I still don't buy the working class family man Michael Keaton thing. Half of his actions cannot be justified by those things. During most of the movie he's a millionaire trying to not go back into the upper middle class and he behaves like a sociopath. Also, his anger is bogus. It totally makes sense to have a war zone filled with dangerous tech be cleaned up by a tech genius with government connections who used to be a weapons specialist. Seriously, if 9/11 had left uranium fragments on the site or something, would you have trusted Joe the Plumber with cleaning the wreckage?
I am now thinking WW could have been so much more feminist. By the end of the movie, the main arc is about Diana's learning to navigate a world that doesn't fit her simplistic worldview, and very little is achieved in the matter of sticking it to the man. Aside from the occasional « That's a woman! » joke, she encounters no male opposition whatsoever.
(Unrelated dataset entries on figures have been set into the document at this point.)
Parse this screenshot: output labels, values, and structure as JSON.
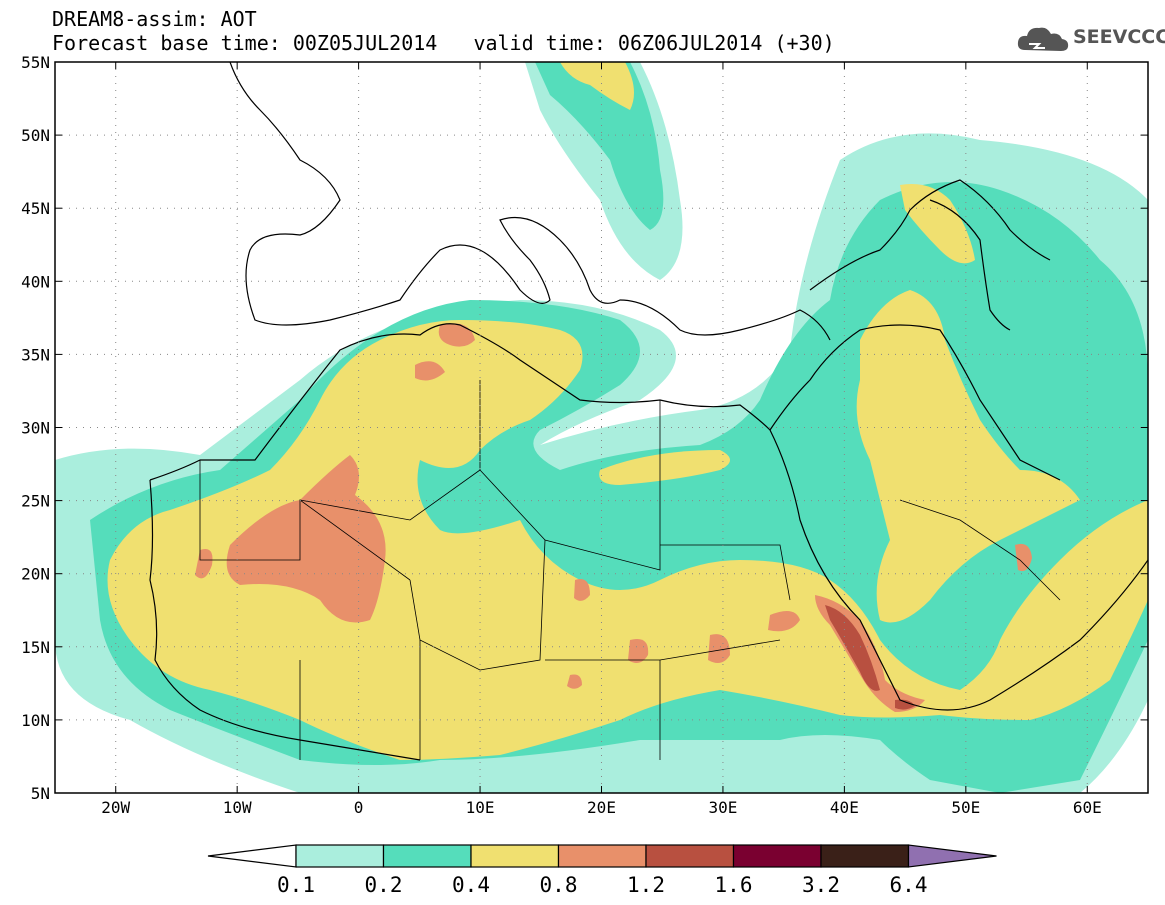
{
  "title": {
    "line1": "DREAM8-assim: AOT",
    "line2_base": "Forecast base time: 00Z05JUL2014",
    "line2_valid": "valid time: 06Z06JUL2014 (+30)"
  },
  "logo": {
    "text": "SEEVCCC",
    "icon": "cloud-icon"
  },
  "map_axes": {
    "lon_range": [
      -25,
      65
    ],
    "lat_range": [
      5,
      55
    ],
    "lat_ticks": [
      {
        "value": 55,
        "label": "55N"
      },
      {
        "value": 50,
        "label": "50N"
      },
      {
        "value": 45,
        "label": "45N"
      },
      {
        "value": 40,
        "label": "40N"
      },
      {
        "value": 35,
        "label": "35N"
      },
      {
        "value": 30,
        "label": "30N"
      },
      {
        "value": 25,
        "label": "25N"
      },
      {
        "value": 20,
        "label": "20N"
      },
      {
        "value": 15,
        "label": "15N"
      },
      {
        "value": 10,
        "label": "10N"
      },
      {
        "value": 5,
        "label": "5N"
      }
    ],
    "lon_ticks": [
      {
        "value": -20,
        "label": "20W"
      },
      {
        "value": -10,
        "label": "10W"
      },
      {
        "value": 0,
        "label": "0"
      },
      {
        "value": 10,
        "label": "10E"
      },
      {
        "value": 20,
        "label": "20E"
      },
      {
        "value": 30,
        "label": "30E"
      },
      {
        "value": 40,
        "label": "40E"
      },
      {
        "value": 50,
        "label": "50E"
      },
      {
        "value": 60,
        "label": "60E"
      }
    ]
  },
  "colorbar": {
    "levels": [
      "0.1",
      "0.2",
      "0.4",
      "0.8",
      "1.2",
      "1.6",
      "3.2",
      "6.4"
    ],
    "colors": [
      "#ffffff",
      "#aaeedd",
      "#55ddbb",
      "#f0e070",
      "#e8906a",
      "#b85040",
      "#7a0030",
      "#3a2018",
      "#9070b0"
    ]
  }
}
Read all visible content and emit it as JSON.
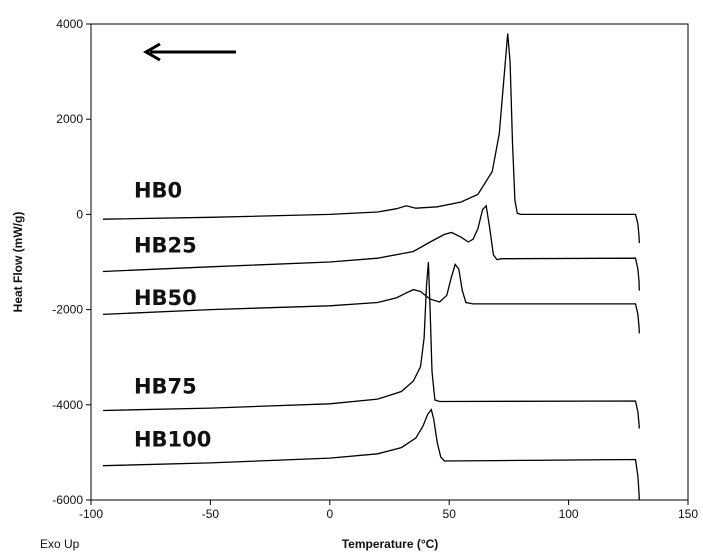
{
  "chart_data": {
    "type": "line",
    "xlabel": "Temperature (°C)",
    "ylabel": "Heat Flow (mW/g)",
    "corner_label": "Exo Up",
    "xlim": [
      -100,
      150
    ],
    "ylim": [
      -6000,
      4000
    ],
    "x_ticks": [
      "-100",
      "-50",
      "0",
      "50",
      "100",
      "150"
    ],
    "y_ticks": [
      "4000",
      "2000",
      "0",
      "-2000",
      "-4000",
      "-6000"
    ],
    "arrow_direction": "left",
    "grid": false,
    "series": [
      {
        "name": "HB0",
        "x": [
          -95,
          -50,
          0,
          20,
          28,
          32,
          36,
          45,
          55,
          62,
          68,
          71,
          73,
          74.5,
          75.5,
          76.5,
          77.5,
          78.5,
          80,
          128,
          129,
          129.5,
          129.6
        ],
        "y": [
          -100,
          -60,
          0,
          50,
          120,
          180,
          130,
          160,
          260,
          420,
          900,
          1700,
          2900,
          3800,
          3200,
          1500,
          300,
          20,
          0,
          0,
          -200,
          -450,
          -600
        ]
      },
      {
        "name": "HB25",
        "x": [
          -95,
          -50,
          0,
          20,
          35,
          42,
          48,
          51,
          55,
          58,
          60,
          62,
          64,
          65.5,
          67,
          68.5,
          70,
          72,
          128,
          129,
          129.5,
          129.6
        ],
        "y": [
          -1200,
          -1100,
          -1000,
          -920,
          -780,
          -580,
          -420,
          -380,
          -480,
          -580,
          -520,
          -300,
          100,
          180,
          -300,
          -850,
          -950,
          -930,
          -920,
          -1150,
          -1400,
          -1600
        ]
      },
      {
        "name": "HB50",
        "x": [
          -95,
          -50,
          0,
          20,
          28,
          32,
          35,
          38,
          42,
          46,
          49,
          51,
          52.5,
          54,
          55.5,
          57,
          60,
          128,
          129,
          129.5,
          129.6
        ],
        "y": [
          -2100,
          -2000,
          -1920,
          -1850,
          -1750,
          -1650,
          -1580,
          -1620,
          -1780,
          -1840,
          -1700,
          -1300,
          -1050,
          -1150,
          -1600,
          -1850,
          -1880,
          -1880,
          -2100,
          -2350,
          -2500
        ]
      },
      {
        "name": "HB75",
        "x": [
          -95,
          -50,
          0,
          20,
          30,
          35,
          38,
          39.5,
          40.5,
          41.3,
          42,
          42.8,
          44,
          46,
          128,
          129,
          129.5,
          129.6
        ],
        "y": [
          -4120,
          -4070,
          -3980,
          -3880,
          -3720,
          -3500,
          -3200,
          -2600,
          -1500,
          -1000,
          -2000,
          -3300,
          -3900,
          -3930,
          -3920,
          -4150,
          -4400,
          -4500
        ]
      },
      {
        "name": "HB100",
        "x": [
          -95,
          -50,
          0,
          20,
          30,
          36,
          39,
          41,
          42.5,
          43.5,
          45,
          46.5,
          48,
          128,
          129,
          129.5,
          129.6
        ],
        "y": [
          -5280,
          -5220,
          -5120,
          -5030,
          -4900,
          -4700,
          -4450,
          -4200,
          -4100,
          -4300,
          -4800,
          -5100,
          -5180,
          -5150,
          -5500,
          -5850,
          -6000
        ]
      }
    ],
    "label_positions_data": [
      {
        "name": "HB0",
        "x": -82,
        "y": 350
      },
      {
        "name": "HB25",
        "x": -82,
        "y": -800
      },
      {
        "name": "HB50",
        "x": -82,
        "y": -1900
      },
      {
        "name": "HB75",
        "x": -82,
        "y": -3760
      },
      {
        "name": "HB100",
        "x": -82,
        "y": -4880
      }
    ]
  }
}
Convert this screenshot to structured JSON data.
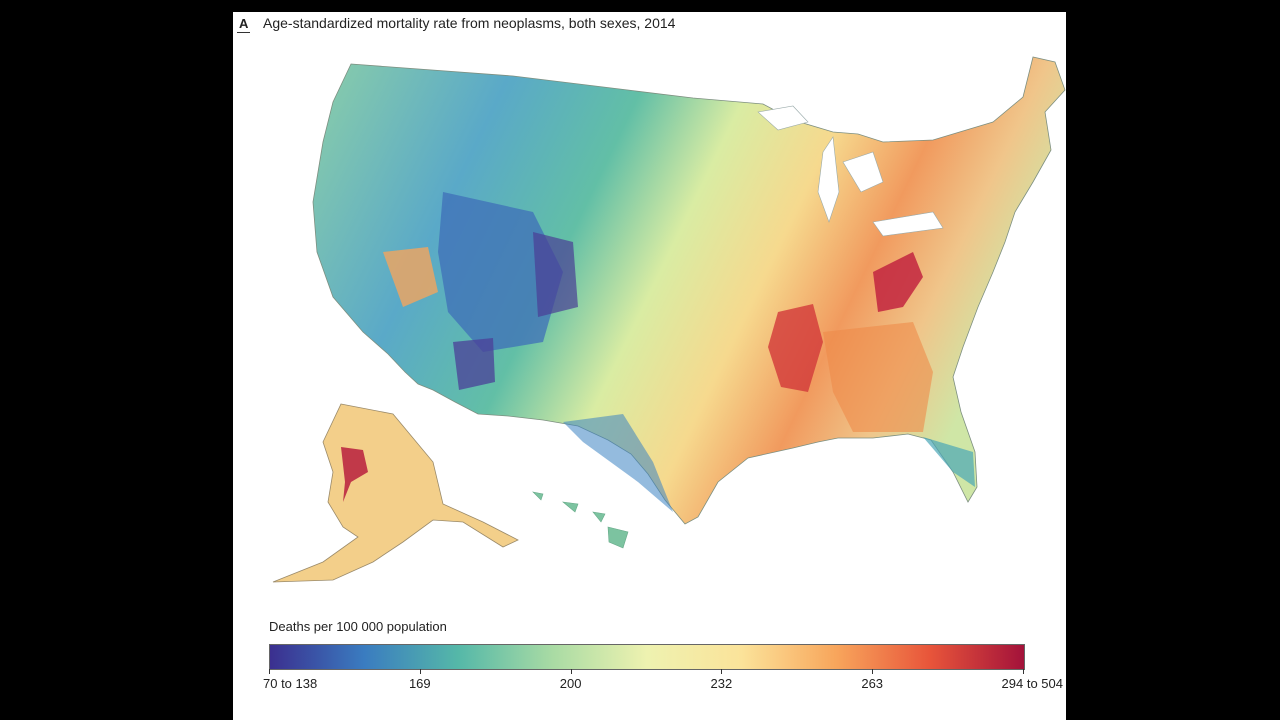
{
  "figure": {
    "panel_letter": "A",
    "title": "Age-standardized mortality rate from neoplasms, both sexes, 2014"
  },
  "map": {
    "regions": [
      "Contiguous United States",
      "Alaska",
      "Hawaii"
    ],
    "color_scale": [
      "#3b2f8f",
      "#3a7cc0",
      "#55b8a8",
      "#a9dba4",
      "#eef2b0",
      "#fbe39a",
      "#f8a65c",
      "#e8553a",
      "#a3123a"
    ]
  },
  "legend": {
    "title": "Deaths per 100 000 population",
    "ticks": [
      "70 to 138",
      "169",
      "200",
      "232",
      "263",
      "294 to 504"
    ]
  }
}
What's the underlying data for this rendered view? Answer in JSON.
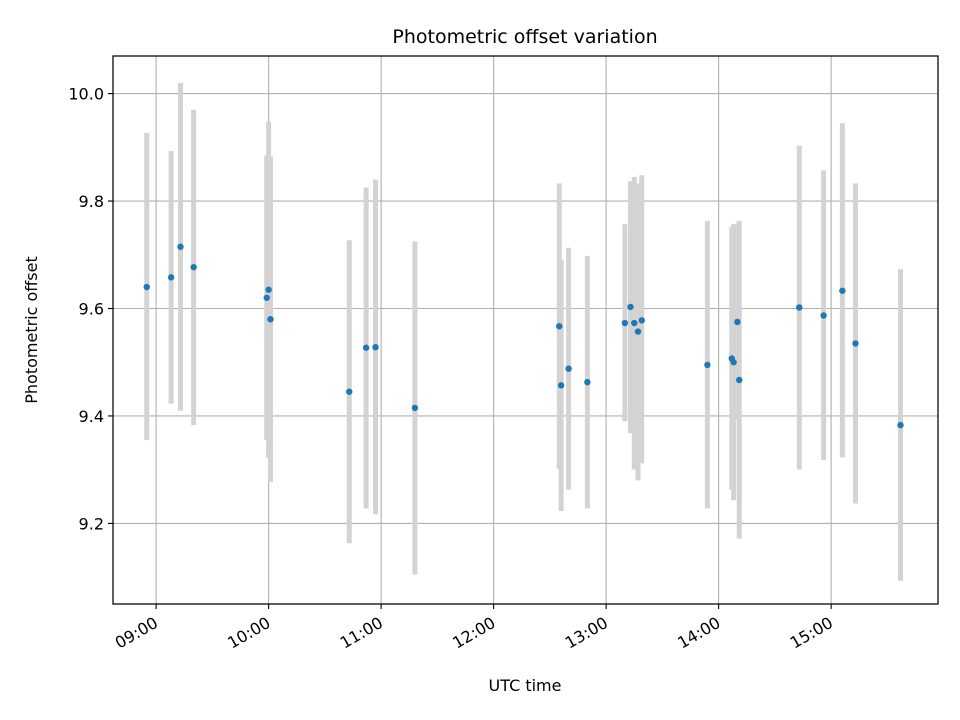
{
  "chart_data": {
    "type": "scatter",
    "title": "Photometric offset variation",
    "xlabel": "UTC time",
    "ylabel": "Photometric offset",
    "x_ticks": [
      "09:00",
      "10:00",
      "11:00",
      "12:00",
      "13:00",
      "14:00",
      "15:00"
    ],
    "y_ticks": [
      "9.2",
      "9.4",
      "9.6",
      "9.8",
      "10.0"
    ],
    "xlim": [
      "08:37",
      "15:57"
    ],
    "ylim": [
      9.05,
      10.07
    ],
    "grid": true,
    "colors": {
      "point": "#1f77b4",
      "errorbar": "#d3d3d3",
      "grid": "#b0b0b0"
    },
    "points": [
      {
        "time": "08:55",
        "y": 9.64,
        "ylo": 9.355,
        "yhi": 9.927
      },
      {
        "time": "09:08",
        "y": 9.658,
        "ylo": 9.423,
        "yhi": 9.893
      },
      {
        "time": "09:13",
        "y": 9.715,
        "ylo": 9.41,
        "yhi": 10.02
      },
      {
        "time": "09:20",
        "y": 9.677,
        "ylo": 9.383,
        "yhi": 9.97
      },
      {
        "time": "09:59",
        "y": 9.62,
        "ylo": 9.355,
        "yhi": 9.885
      },
      {
        "time": "10:00",
        "y": 9.635,
        "ylo": 9.322,
        "yhi": 9.948
      },
      {
        "time": "10:01",
        "y": 9.58,
        "ylo": 9.277,
        "yhi": 9.883
      },
      {
        "time": "10:43",
        "y": 9.445,
        "ylo": 9.163,
        "yhi": 9.727
      },
      {
        "time": "10:52",
        "y": 9.527,
        "ylo": 9.228,
        "yhi": 9.825
      },
      {
        "time": "10:57",
        "y": 9.528,
        "ylo": 9.217,
        "yhi": 9.84
      },
      {
        "time": "11:18",
        "y": 9.415,
        "ylo": 9.105,
        "yhi": 9.725
      },
      {
        "time": "12:35",
        "y": 9.567,
        "ylo": 9.302,
        "yhi": 9.833
      },
      {
        "time": "12:36",
        "y": 9.457,
        "ylo": 9.223,
        "yhi": 9.69
      },
      {
        "time": "12:40",
        "y": 9.488,
        "ylo": 9.263,
        "yhi": 9.713
      },
      {
        "time": "12:50",
        "y": 9.463,
        "ylo": 9.228,
        "yhi": 9.698
      },
      {
        "time": "13:10",
        "y": 9.573,
        "ylo": 9.39,
        "yhi": 9.757
      },
      {
        "time": "13:13",
        "y": 9.603,
        "ylo": 9.368,
        "yhi": 9.837
      },
      {
        "time": "13:15",
        "y": 9.573,
        "ylo": 9.3,
        "yhi": 9.845
      },
      {
        "time": "13:17",
        "y": 9.557,
        "ylo": 9.28,
        "yhi": 9.833
      },
      {
        "time": "13:19",
        "y": 9.578,
        "ylo": 9.312,
        "yhi": 9.848
      },
      {
        "time": "13:54",
        "y": 9.495,
        "ylo": 9.228,
        "yhi": 9.763
      },
      {
        "time": "14:07",
        "y": 9.507,
        "ylo": 9.263,
        "yhi": 9.752
      },
      {
        "time": "14:08",
        "y": 9.5,
        "ylo": 9.243,
        "yhi": 9.757
      },
      {
        "time": "14:10",
        "y": 9.575,
        "ylo": 9.392,
        "yhi": 9.758
      },
      {
        "time": "14:11",
        "y": 9.467,
        "ylo": 9.172,
        "yhi": 9.763
      },
      {
        "time": "14:43",
        "y": 9.602,
        "ylo": 9.3,
        "yhi": 9.903
      },
      {
        "time": "14:56",
        "y": 9.587,
        "ylo": 9.318,
        "yhi": 9.857
      },
      {
        "time": "15:06",
        "y": 9.633,
        "ylo": 9.323,
        "yhi": 9.945
      },
      {
        "time": "15:13",
        "y": 9.535,
        "ylo": 9.237,
        "yhi": 9.833
      },
      {
        "time": "15:37",
        "y": 9.383,
        "ylo": 9.093,
        "yhi": 9.673
      }
    ]
  }
}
If we're talking about clichés in superhero movies and overdone tropes, you have to recognise that « The power was inside you all along. » has to be in the top 5 of been there done that. You even mention how it is present in Thor.
I will admit Ragnarok doesn't have much in the way of character arcs. Valkyrie has one, albeit not a very good one. Banner/Hulk too, in a way. The most important one to me though is the Loki/Thor relationship arc, which is always a bit dodgy, but I thought this movie had the best one of all.
In Homecoming Peter learns the value of not becoming an Avenger and sticking to his roots, giving himself time to be a kid who moonlights as a friendly neighbourhood superhero. Given how many teenagers cannot wait to grow up and do adult things, I think there's value there.